A Note on the Evolution of Parerga
Parerga are intimately connected with the development of the Western critical tradition, encompassing the historical and discursive development of social and philosophical thought that forms the backdrop for the entire discipline of anthropology, indeed, that has engendered anthropology as an inquiry and a discipline, from its methodology to its epistemology and content. The term initially appeared in Greek in Philotheou Parerga, a text conceived between 1716 and 1718 by the Voivode of Wallachia, Nikolaos Mavrokordatos, as a guide to conduct for his son. (Voivode was an Ottoman rank bestowed upon high-ranking individuals in the occupied lands.) It appeared next in Ayliff’s Parergon Juris Canonici Anglicani; or, A Commentary by Way of Supplement to the Canons and Constitutions of the Church of England in 1726. Both texts make clear that parerga constitute a supplemental and instructional gesture that accompanies a main text or narrative but does so in a resolutely critical manner. In Kant’s Critique of Practical Reason (1788) and later, in a very long note in his second edition of Religion Within the Limits of Reason Alone (1794), the parergon is developed as adornment, embellishment, ornamentation (Zierathen) of the main ergon, the work.

Half a century later, in 1851, Arthur Schopenhauer published his Parerga and Parelipomena, a work that, Schopenhauer explained, was subsidiary to his other, more systematic works, could not find a place in those other works, and dealt primarily with philosophical issues that positioned the subject with regard to the legal system, death, and existence.

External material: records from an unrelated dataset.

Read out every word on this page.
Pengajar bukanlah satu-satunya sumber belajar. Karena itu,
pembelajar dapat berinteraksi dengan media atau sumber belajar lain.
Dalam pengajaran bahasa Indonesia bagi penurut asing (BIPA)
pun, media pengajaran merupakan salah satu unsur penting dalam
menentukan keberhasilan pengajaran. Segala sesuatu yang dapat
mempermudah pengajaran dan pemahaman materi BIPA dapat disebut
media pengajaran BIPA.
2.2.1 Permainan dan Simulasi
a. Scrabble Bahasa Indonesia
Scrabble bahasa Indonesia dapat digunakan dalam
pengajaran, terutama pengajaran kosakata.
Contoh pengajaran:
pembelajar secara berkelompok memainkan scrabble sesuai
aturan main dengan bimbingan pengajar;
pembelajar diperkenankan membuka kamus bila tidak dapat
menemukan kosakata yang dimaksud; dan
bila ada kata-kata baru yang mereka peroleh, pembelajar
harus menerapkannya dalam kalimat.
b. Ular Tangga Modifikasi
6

Derrida brought the idea of the parergon one step closer to anthropology by threading together anthropology and the logic of the supplement in Claude Lévi-Strauss’s Tristes Tropiques. Lévi-Strauss, placing his work in a direct line of descent from Rousseau, makes Tristes Tropiques “at the same time The Confessions and a sort of supplement to the Supplément au voyage de Bougainville,” Derrida notes (1976: 107). The supplement, Derrida continues, replaces and intervenes (tient-lieu), as its presence is as dangerous to the structure as is its absence (1976: 141–64, 216–69). It is precisely this critical texture of the parergon, its capability to contain text that is both explanatory and indispensible, that raises the stakes of the reading experience that I am exploring here.